Open chongxi opened 5 years ago
The algorithmic structure of this kind of module are simple, assign bits for an arbitrary length struct:
#define CH 160 // change to 8 for C simulation
#define T 2
typedef ap_fixed<32,19> mua_type;
typedef ap_uint<12> ch_type; // ch
typedef ap_uint<32> ch_hash_type; // (ch_nn3, ch_nn2, ch_nn1, ch_nn0)
typedef ap_uint<32> time_type;
// 160 bits are consists of time, ch_ref, ch, mua, thr etc...
struct mua_struct{
ap_uint<160> data;
};
// 160 bits are consists of time, ch_ref, ch, mua, thr etc...
struct muar_struct{
ap_uint<160> data;
};
Then read input, store + process, output results:
void ref_sub(hls::stream<mua_struct> &mua_stream,
hls::stream<muar_struct> &muar_stream)
{
static mua_type buf_2d[T][CH];
// ------------------------------------------------
// input: mua_stream (t, ch, ch_hash, mua_data)

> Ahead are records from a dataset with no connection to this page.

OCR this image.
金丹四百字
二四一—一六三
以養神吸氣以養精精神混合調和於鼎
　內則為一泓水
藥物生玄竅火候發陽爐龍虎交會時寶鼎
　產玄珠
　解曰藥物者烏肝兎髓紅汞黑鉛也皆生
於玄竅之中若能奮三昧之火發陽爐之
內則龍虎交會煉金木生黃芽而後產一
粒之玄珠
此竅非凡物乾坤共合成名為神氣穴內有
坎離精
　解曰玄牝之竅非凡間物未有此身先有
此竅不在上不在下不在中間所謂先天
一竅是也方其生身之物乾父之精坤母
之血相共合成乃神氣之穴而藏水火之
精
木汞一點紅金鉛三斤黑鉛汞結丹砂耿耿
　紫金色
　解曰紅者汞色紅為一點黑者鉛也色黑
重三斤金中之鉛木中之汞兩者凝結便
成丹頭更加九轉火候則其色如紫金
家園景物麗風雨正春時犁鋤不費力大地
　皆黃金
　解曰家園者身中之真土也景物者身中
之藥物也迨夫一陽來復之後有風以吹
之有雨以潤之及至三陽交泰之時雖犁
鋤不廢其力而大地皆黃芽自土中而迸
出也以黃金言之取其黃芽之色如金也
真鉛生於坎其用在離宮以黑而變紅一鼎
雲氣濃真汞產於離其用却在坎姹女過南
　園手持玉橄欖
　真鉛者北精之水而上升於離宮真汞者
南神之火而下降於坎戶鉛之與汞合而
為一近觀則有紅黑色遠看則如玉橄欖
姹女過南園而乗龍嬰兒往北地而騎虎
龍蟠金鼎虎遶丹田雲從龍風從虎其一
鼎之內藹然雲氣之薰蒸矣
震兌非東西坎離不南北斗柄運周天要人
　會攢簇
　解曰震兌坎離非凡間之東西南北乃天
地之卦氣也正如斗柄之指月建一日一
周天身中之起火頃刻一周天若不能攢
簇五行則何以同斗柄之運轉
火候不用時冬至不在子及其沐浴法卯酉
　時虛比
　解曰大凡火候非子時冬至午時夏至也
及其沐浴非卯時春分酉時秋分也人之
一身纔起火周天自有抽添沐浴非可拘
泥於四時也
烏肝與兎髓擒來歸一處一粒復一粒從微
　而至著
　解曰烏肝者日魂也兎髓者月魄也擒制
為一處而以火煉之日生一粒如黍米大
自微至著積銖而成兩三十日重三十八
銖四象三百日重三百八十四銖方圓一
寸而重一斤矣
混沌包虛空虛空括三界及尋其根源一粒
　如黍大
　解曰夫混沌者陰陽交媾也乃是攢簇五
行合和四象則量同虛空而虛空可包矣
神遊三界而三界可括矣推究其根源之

// ------------------------------------------------
mua_struct mua;
time_type t, t_out;
ch_type ch, ch_ref;
ch_hash_type ch_hash;
mua_type val, _val, thr;
mua = mua_stream.read();
t.range(31,0) = mua.data.range(159,128);
ch_ref.range(11,0) = mua.data.range(119,108);
ch.range(11,0) = mua.data.range(107,96);
ch_hash.range(31,0) = mua.data.range(95, 64);
thr.range(31,0) = mua.data.range(63, 32);
val.range(31,0) = mua.data.range(31, 0);
// ------------------------------------------------
// Memory + Processing
// The clever trick is when you write `val`, `_val` are guaranteed to exist
// When current bank is storing, the next bank is processing (in this case, just subtraction)
// ------------------------------------------------
bool j,l;
j = t.range(0,0);
l = !j;
// write current time point
buf_2d[j][ch] = val;
// read previous time point and do ref substraction
if(ch_ref<CH)
_val = buf_2d[l][ch] - buf_2d[l][ch_ref];
else
_val = buf_2d[l][ch];
t_out = t - 1;
// ------------------------------------------------
// output: muar_stream (_val, thr, ch_hash, ch, ch_ref, t-1)
// ------------------------------------------------
output:
{
if(t>0)
{
muar_struct muar;
muar.data.range(31, 0) = _val.range(31,0);
muar.data.range(63, 32) = thr.range(31,0);
muar.data.range(95, 64) = ch_hash.range(31,0);
muar.data.range(107,96) = ch.range(11,0);
muar.data.range(119,108) = ch_ref.range(11,0);
muar.data.range(159,128) = t_out.range(31,0);
muar_stream.write(muar);
}
}
}
From the hardware
view, both mua_stream
and muar_stream
are AXI-Stream
.
However, AXI-Stream
input can only cache one input before it generates results, so more than two inputs come before it can generate output will cause data loss. See how this issue (https://github.com/chongxi/xike_hls_module/issues/3) is solved.
This is one of the simplest forms of data flow hacking: among several synchronous data stream, only one stream needs to go to the memory and being processed while the processed stream needs to be synchronized at the output port.